The approach is unlikely to spread far, given the millions of dollars in costs. And so far, not even Harvard and Yale, two of the richest schools in the nation, are following Princeton's lead.

Princeton is able to offer the grants because of alumni contributions, scholarship programs and its burgeoning $8 billion endowment, which has grown from $2.7 billion in 1990.

At Princeton, about 40 percent of the 4,600 undergraduate students receive financial aid. Tuition, room and board total $33,613 per year, or more than $134,000 over four years.

The average U.S. student has to pay back $15,000 after school.

Don Betterton, Princeton director of financial aid, said the push to make the school more affordable began in 1998, when the university decided to replace loans with grants for families earning below $40,000.

"Our president wanted to concentrate on low-income students," Betterton said. "He had the feeling if our financial aid program was generous enough, we could attract really good students who would have gone to public institutions."

Scrapping all loans for undergraduate students was the next step.

Princeton will instead draw from its endowment to offer grants to cover costs beyond what a family is able to pay.
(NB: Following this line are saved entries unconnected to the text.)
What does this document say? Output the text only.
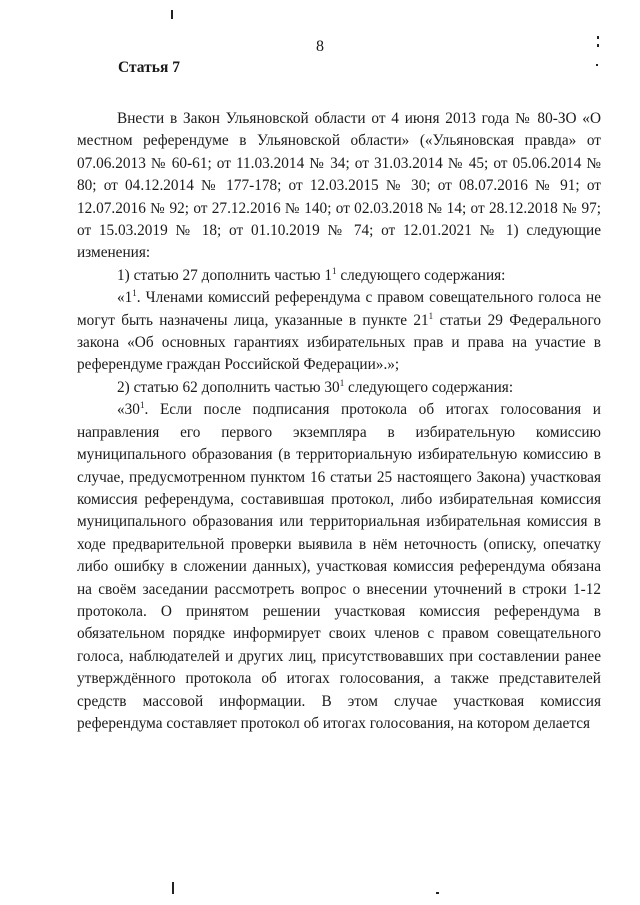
8
Статья 7

Внести в Закон Ульяновской области от 4 июня 2013 года № 80-ЗО «О местном референдуме в Ульяновской области» («Ульяновская правда» от 07.06.2013 № 60-61; от 11.03.2014 № 34; от 31.03.2014 № 45; от 05.06.2014 № 80; от 04.12.2014 № 177-178; от 12.03.2015 № 30; от 08.07.2016 № 91; от 12.07.2016 № 92; от 27.12.2016 № 140; от 02.03.2018 № 14; от 28.12.2018 № 97; от 15.03.2019 № 18; от 01.10.2019 № 74; от 12.01.2021 № 1) следующие изменения:

1) статью 27 дополнить частью $1^1$ следующего содержания:

«$1^1$. Членами комиссий референдума с правом совещательного голоса не могут быть назначены лица, указанные в пункте $21^1$ статьи 29 Федерального закона «Об основных гарантиях избирательных прав и права на участие в референдуме граждан Российской Федерации».»;

2) статью 62 дополнить частью $30^1$ следующего содержания:

«$30^1$. Если после подписания протокола об итогах голосования и направления его первого экземпляра в избирательную комиссию муниципального образования (в территориальную избирательную комиссию в случае, предусмотренном пунктом 16 статьи 25 настоящего Закона) участковая комиссия референдума, составившая протокол, либо избирательная комиссия муниципального образования или территориальная избирательная комиссия в ходе предварительной проверки выявила в нём неточность (описку, опечатку либо ошибку в сложении данных), участковая комиссия референдума обязана на своём заседании рассмотреть вопрос о внесении уточнений в строки 1-12 протокола. О принятом решении участковая комиссия референдума в обязательном порядке информирует своих членов с правом совещательного голоса, наблюдателей и других лиц, присутствовавших при составлении ранее утверждённого протокола об итогах голосования, а также представителей средств массовой информации. В этом случае участковая комиссия референдума составляет протокол об итогах голосования, на котором делается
Students and their families will still be free to take out bank loans or participate in work-study programs.

"The list of schools that can do this is pretty short," said Michael McPherson, president of Macalester College, a private school in St. Paul, Minn. "I expect we'll probably know in a month or so what schools will be on the list. I'm sure schools like Harvard, Yale, MIT, Stanford will respond to it."

Financial aid packages have become a more significant factor in recruiting among elite universities since the dissolution of the so-called Overlap Group, said Morton Owen Schapiro, president of Williams College, a private school in Williamstown, Mass.

For more than 35 years, the Massachusetts Institute of Technology and the Ivy League schools - Harvard, Princeton, Pennsylvania, Yale, Brown, Columbia, Cornell and Dartmouth - met yearly to set a financial aid formula. They agreed to extend matching offers to students who had been accepted into more than one school in the group.

But in 1991, all group members except MIT signed a consent decree to stop the practice, ending a federal antitrust investigation into alleged price-fixing. The Justice Department sued MIT and reached a settlement in 1993.

Princeton's latest initiative bucks a long-term trend in higher education in which loans have increasingly replaced grants, said Jon Fuller, a senior fellow at the National Association of Independent Colleges and Universities.

Nationally, loans account for 59 percent of financial aid, compared with 41 percent in 1980, according to the College Board.

"Anything that will help more people go to places like Princeton is great," said Sally Baker, a spokeswoman for Harvard College's faculty of arts and sciences. As for Harvard, "it won't be surprising if we come up with a plan that's good for Harvard students."

Yale administrators have not determined whether eliminating loans is feasible, said Ernst Huff, associate vice president of student financial and administrative services.